Over at Ticonderoga Farms in Chantilly, Va., shoppers could either buy a precut Christmas tree or go out into the field and cut their own. People were observed wandering through the lines of trees trying to find the perfect one or carrying their freshly cut trees for checkout. Others opted to buy a tree that had been precut. Digital Journal asked Ticonderoga Farms if more people tended to buy a precut tree or cut their own.
"I would definitely say about 65 - 70% tend to actually pick a precut tree from us," said Molly McGrady, Site Facilitator at Ticonderoga Farms. "We have many ask if we have the Frasers to cut down themselves, but unfortunately we do not as they grow in the south," adding that Frasers are a popular tree due to their fragrance and they also hold ornaments well.
Ticonderoga Farms appeared very busy over the first weekend in December
Cox Farms, located in Centreville, Va., has a large lot of fresh Christmas trees for sale, including the popular Frasers. This past weekend, many cars were observed pulling in and out of the parking lot at Cox. Aaron Cox told Digital Journal in an email that this is Cox Farms' 40th year and they have been selling Christmas trees almost just as long.
Cox tells Digital Journal that visitors come to the farm to buy their precut trees. Trees come from areas such as Pennsylvania, North Carolina and even as far as Oregon.
"We do not grow the Christmas trees we sell, because we feature top-quality fir trees that grow best in other climates," said Cox.
Over the weekend many people appeared to be shopping for a Christmas tree at Cox Farms
Grocery stores are another destination where people are heading out to buy fresh trees to hang their decorations on. For the last couple of weeks, trees have been for sale at a Fairfax County Whole Foods store.

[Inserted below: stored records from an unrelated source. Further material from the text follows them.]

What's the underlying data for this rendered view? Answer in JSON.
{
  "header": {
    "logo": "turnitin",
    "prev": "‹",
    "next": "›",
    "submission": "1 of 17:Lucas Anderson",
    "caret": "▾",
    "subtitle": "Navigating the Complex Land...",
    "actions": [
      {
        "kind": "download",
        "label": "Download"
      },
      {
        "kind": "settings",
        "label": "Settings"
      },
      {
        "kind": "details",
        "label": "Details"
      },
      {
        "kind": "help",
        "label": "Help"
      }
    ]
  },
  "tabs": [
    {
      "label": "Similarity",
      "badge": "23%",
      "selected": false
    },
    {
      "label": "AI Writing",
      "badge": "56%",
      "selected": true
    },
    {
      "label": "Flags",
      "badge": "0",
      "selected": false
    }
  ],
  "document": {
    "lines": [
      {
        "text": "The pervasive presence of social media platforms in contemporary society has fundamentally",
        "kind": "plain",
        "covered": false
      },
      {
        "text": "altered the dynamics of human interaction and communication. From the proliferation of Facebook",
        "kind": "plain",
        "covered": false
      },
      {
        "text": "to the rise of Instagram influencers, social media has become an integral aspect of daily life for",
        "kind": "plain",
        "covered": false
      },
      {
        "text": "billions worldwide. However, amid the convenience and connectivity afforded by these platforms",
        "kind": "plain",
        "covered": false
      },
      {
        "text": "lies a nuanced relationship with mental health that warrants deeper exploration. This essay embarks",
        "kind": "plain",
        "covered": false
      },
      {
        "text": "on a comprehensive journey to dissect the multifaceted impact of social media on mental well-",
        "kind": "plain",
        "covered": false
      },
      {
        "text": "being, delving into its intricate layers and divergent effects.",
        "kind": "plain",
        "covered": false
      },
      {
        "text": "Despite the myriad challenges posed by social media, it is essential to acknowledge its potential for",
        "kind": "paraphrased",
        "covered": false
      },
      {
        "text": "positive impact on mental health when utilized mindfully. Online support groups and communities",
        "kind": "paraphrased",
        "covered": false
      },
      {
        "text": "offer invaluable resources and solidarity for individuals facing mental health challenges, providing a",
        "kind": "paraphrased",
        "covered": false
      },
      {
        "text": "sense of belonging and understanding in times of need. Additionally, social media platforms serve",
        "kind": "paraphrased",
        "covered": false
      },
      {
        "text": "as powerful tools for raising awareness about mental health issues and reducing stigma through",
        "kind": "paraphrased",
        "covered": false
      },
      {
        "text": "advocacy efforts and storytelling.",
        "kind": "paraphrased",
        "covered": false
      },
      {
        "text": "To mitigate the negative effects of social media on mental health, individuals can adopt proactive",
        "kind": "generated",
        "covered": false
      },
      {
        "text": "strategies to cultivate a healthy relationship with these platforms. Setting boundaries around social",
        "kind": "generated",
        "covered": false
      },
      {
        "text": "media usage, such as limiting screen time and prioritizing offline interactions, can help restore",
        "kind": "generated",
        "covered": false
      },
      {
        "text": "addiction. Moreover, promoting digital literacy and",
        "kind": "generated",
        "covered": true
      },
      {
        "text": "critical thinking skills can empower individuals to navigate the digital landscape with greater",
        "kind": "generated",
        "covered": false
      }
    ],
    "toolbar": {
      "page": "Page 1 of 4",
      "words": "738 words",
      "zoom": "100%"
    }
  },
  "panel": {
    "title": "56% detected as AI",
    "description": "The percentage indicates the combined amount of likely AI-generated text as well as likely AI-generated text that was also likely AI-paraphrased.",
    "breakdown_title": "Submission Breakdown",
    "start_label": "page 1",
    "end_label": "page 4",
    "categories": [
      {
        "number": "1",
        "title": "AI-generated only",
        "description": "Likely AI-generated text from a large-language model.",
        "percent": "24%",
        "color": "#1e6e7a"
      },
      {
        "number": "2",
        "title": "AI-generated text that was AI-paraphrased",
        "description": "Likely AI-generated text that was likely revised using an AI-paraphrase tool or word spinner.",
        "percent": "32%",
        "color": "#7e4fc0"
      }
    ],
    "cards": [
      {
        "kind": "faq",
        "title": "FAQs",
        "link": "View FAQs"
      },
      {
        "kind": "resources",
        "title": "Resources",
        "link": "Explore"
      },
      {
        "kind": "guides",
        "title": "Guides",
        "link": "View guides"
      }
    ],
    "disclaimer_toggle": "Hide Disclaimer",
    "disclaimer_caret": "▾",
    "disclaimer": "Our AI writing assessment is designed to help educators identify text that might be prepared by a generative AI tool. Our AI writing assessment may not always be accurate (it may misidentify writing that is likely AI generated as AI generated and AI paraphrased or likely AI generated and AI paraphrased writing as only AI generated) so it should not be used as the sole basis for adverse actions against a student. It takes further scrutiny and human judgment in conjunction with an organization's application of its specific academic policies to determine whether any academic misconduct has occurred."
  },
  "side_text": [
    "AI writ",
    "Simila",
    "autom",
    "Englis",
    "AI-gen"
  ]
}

This is the time of year many people head out Christmas Tree shopping and come home with trees strapped to the tops of their cars.
Still, other shoppers will instead be placing trees in the trunks of their cars as these shoppers opt to purchase an artificial tree. According to statistics (courtesy of University of Illinois Extension), in 2011 9.5 million artificial Christmas trees were sold in the United States.